Although he doesn’t say it right out, he has to know he screwed up. It’s gotta be pretty obvious even to him. If he’d done his work, written the stupid papers, he wouldn’t have been expelled. The grown-up thing to do is to accept responsibility. Do it right the next time. Jeez, I sound like my father.
But you know Holden understands all that because he doesn’t argue with the powers that be at school. In a way, his leaving so quietly is an admission. Not an admission that it’s his fault, but more that he didn’t fit in right from the start. Which brings me back to why didn’t he do the work? It’s not like he didn’t know what would happen. It happened to him at the schools before Pencey. So there has to be something else, something more. The business of trying to figure out where you belong.
Down deep I think old HC knows something I need to know. I haven’t mentioned this to anyone. It’s a little weird when Catcher is required reading for next year and I finished it before it was even assigned. Joe says that’s okay, the book is one of a kind and better than anything they’ve given him to read in college so far. He even said we could talk about it when he comes home for Christmas vacation, like he really seriously cares about my take on it.
The greatest thing about Holden is he says what he thinks, no BS. Like I wish I could talk. But I can’t think fast enough. I’m too busy worrying whether the other person will think I’m being stupid or phony. Holden makes it look so damn easy. He shrugs off the insults, takes it all in, when I would be ready to explode. He even listens politely to the adults trying to give him advice. Like the old professor who feels sorry for him. Spencer, I think his name is. And Antolini, who’s convinced his precious protégé is headed for trouble. Sure, Holden caves a little to avoid hurting their feelings, but he refuses to get sucked into their games.

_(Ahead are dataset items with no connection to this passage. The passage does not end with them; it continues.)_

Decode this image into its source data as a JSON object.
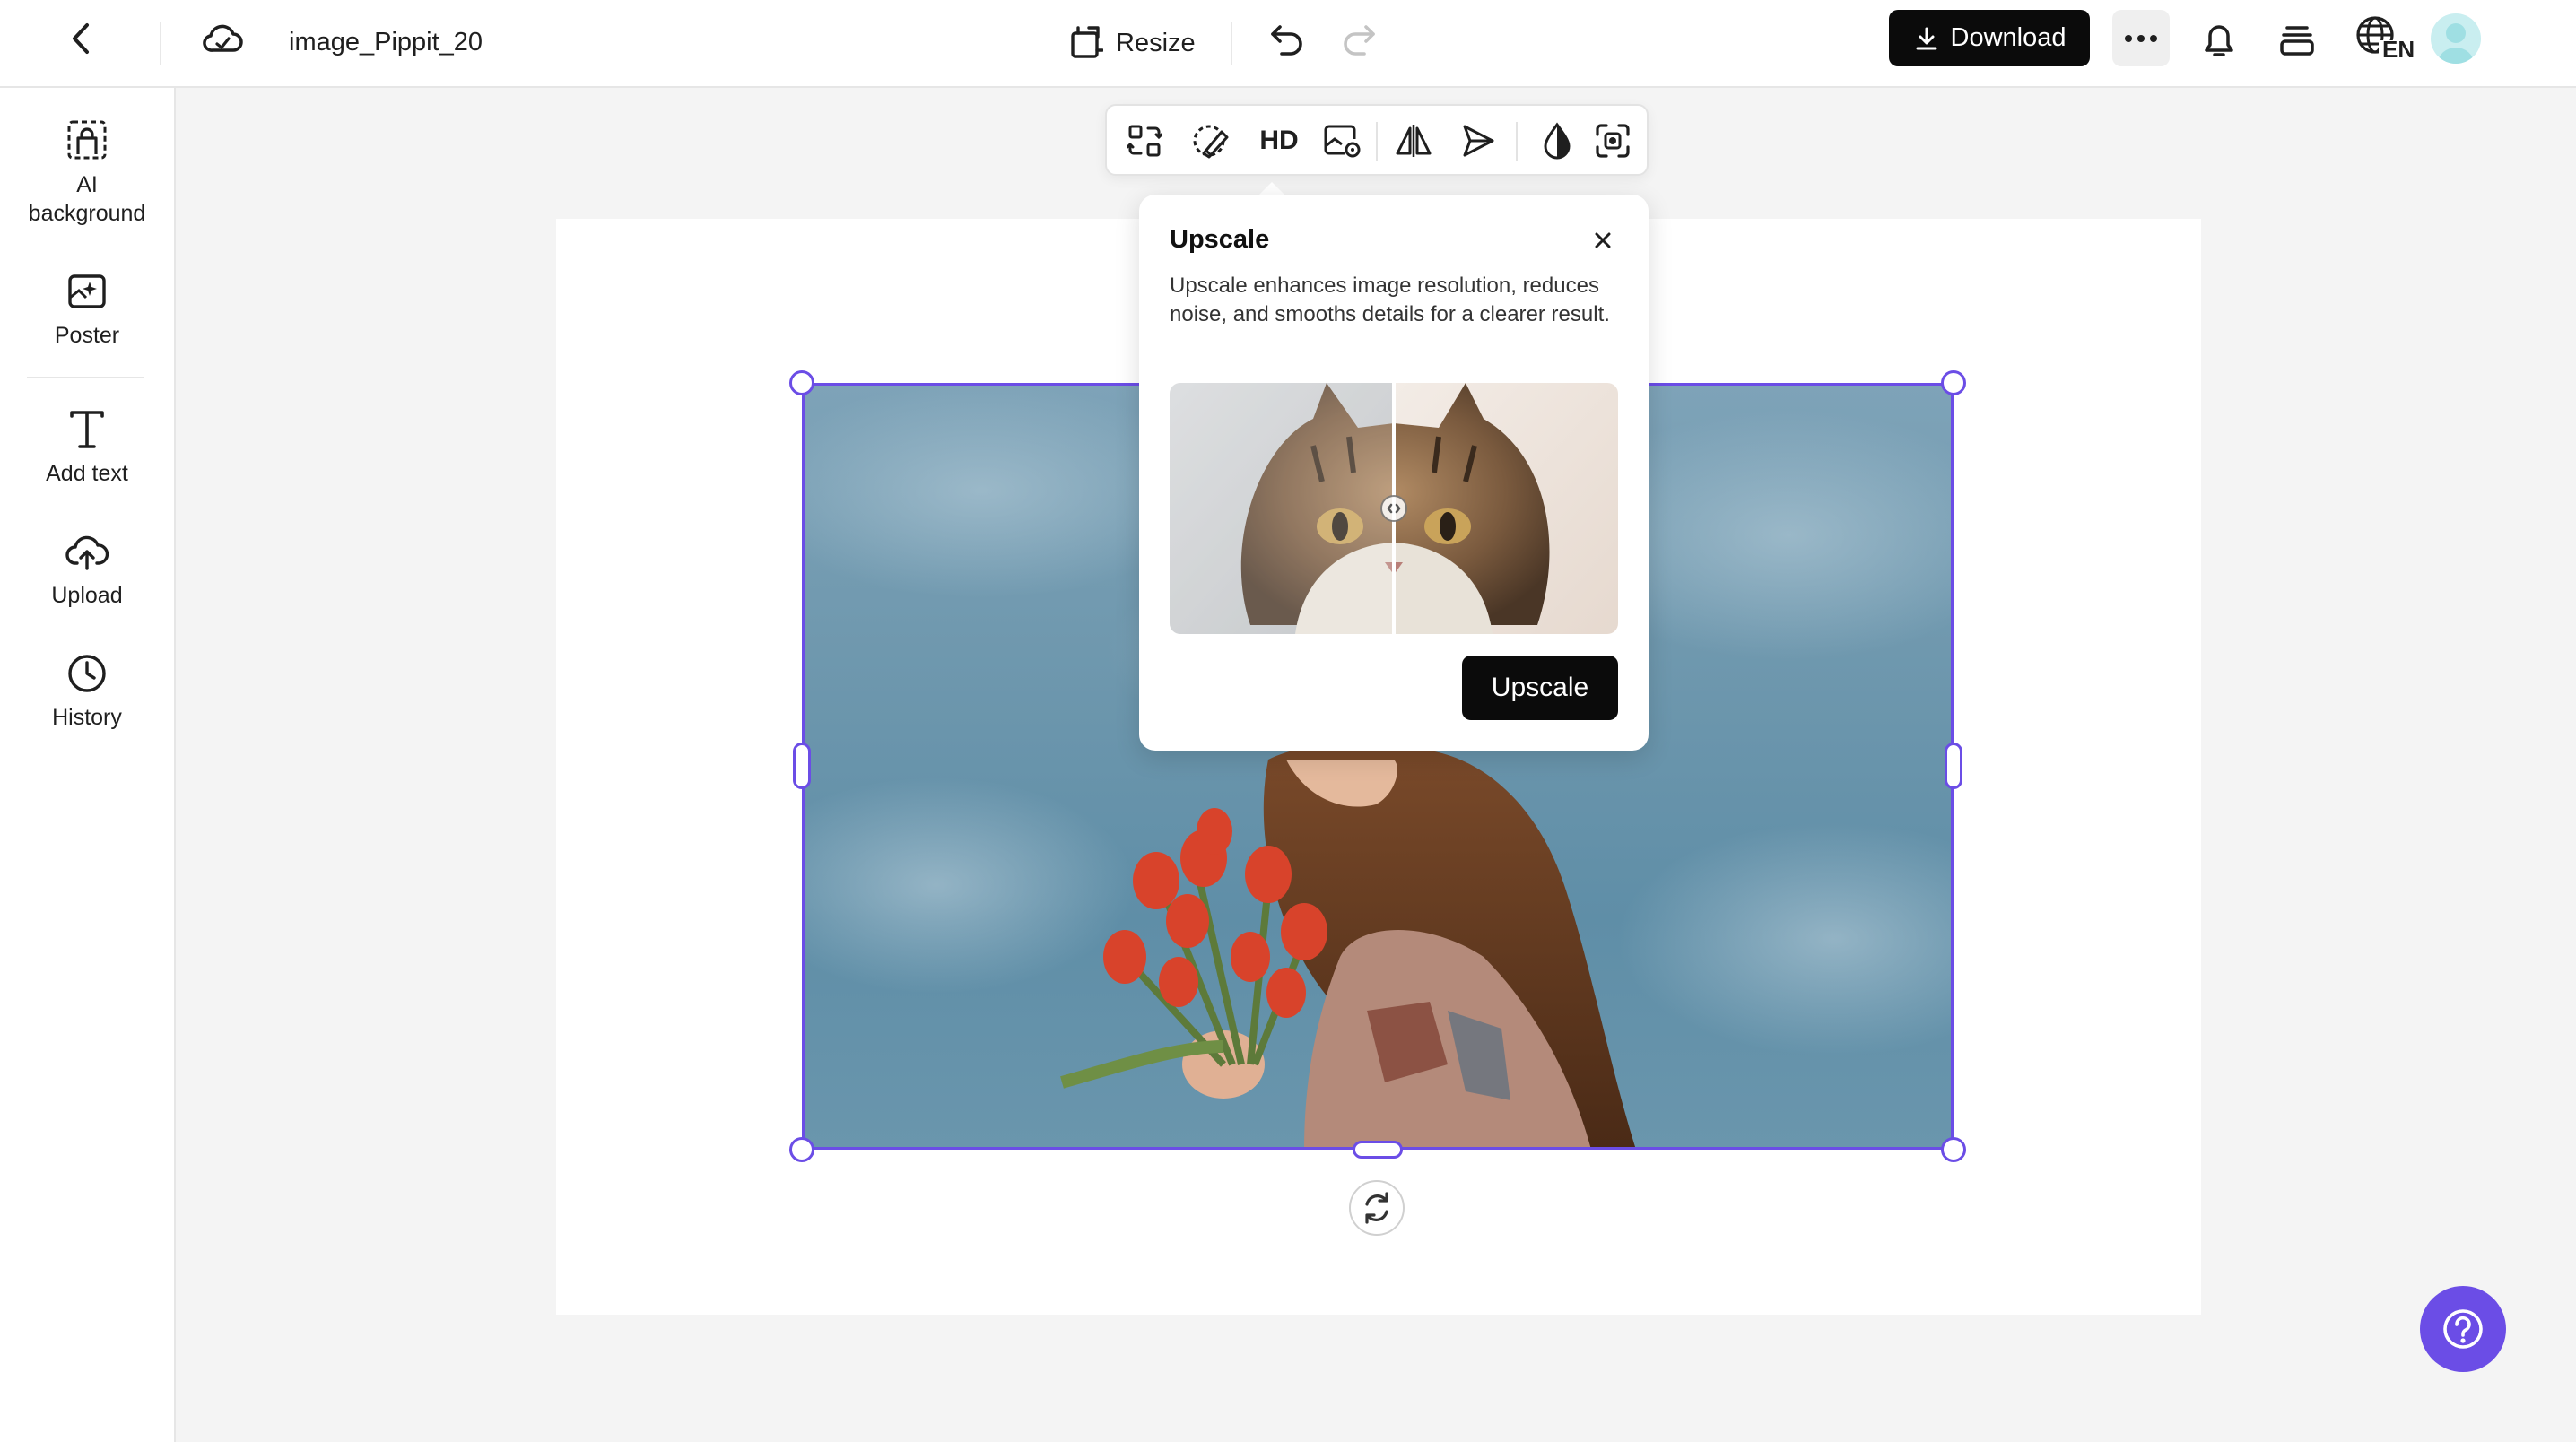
{
  "header": {
    "file_name": "image_Pippit_20",
    "resize_label": "Resize",
    "download_label": "Download",
    "language_code": "EN"
  },
  "sidebar": {
    "items": [
      {
        "label": "AI background",
        "icon": "ai-background-icon"
      },
      {
        "label": "Poster",
        "icon": "poster-icon"
      },
      {
        "label": "Add text",
        "icon": "text-icon"
      },
      {
        "label": "Upload",
        "icon": "upload-icon"
      },
      {
        "label": "History",
        "icon": "history-icon"
      }
    ]
  },
  "toolbar": {
    "hd_label": "HD",
    "tools": [
      "replace-icon",
      "magic-eraser-icon",
      "hd-icon",
      "image-edit-icon",
      "flip-icon",
      "send-icon",
      "opacity-icon",
      "focus-icon"
    ]
  },
  "popover": {
    "title": "Upscale",
    "description": "Upscale enhances image resolution, reduces noise, and smooths details for a clearer result.",
    "button_label": "Upscale"
  },
  "colors": {
    "accent": "#6b4de6",
    "dark_button": "#0b0b0b",
    "canvas_bg": "#f4f4f4"
  }
}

And he doesn’t let them talk him out of how he feels. The whole world would be easier to take if people were like Holden and admitted what they didn’t understand up front.
As much as The Disease makes me think about things I never thought about before, it isn’t all that clear to me why I do stuff and react like I do. Every time I think I know what I want or how I feel, something changes before I can get a handle on it. Most of the things I say and do are mysteries to me. Holden deals with stuff like this, but he gets it, really gets it. I need him.
You would think with five people in my family I’d have someone to talk to. Unfortunately it doesn’t work that way. Joe’s not here most of the time. Nick only knows full speed ahead. He doesn’t sit down long enough to listen. Plus what my brothers think and feel is not what I think and feel. They have their own crusades. People always do.
It’s funny, because everyone outside your family always figures your family really understands you. Like it’s in the genes you share or the fact that you all breathe the same air inside your house. But if you wait for your family to stop their regular routine and ask what’s bothering you, you may never get a chance to talk about it.
Grandma Sumner used to say, “Listen up, gypsies,” like we were a traveling horde, instead of just three boys. No matter that we were her only three grandchildren. I never minded it because I liked the feeling of us three moving together. Like, you know, the old-world stories of big clumps of gypsies in those weird painted caravans with the dinner pot hanging from the back, odd parrots and goats and so many kids you can’t tell who belongs where. Although it may look like chaos, they all move in the same direction, to the same tune. And they cover for each other. Like they know it’s a conspiracy, us guys against the rest of the world.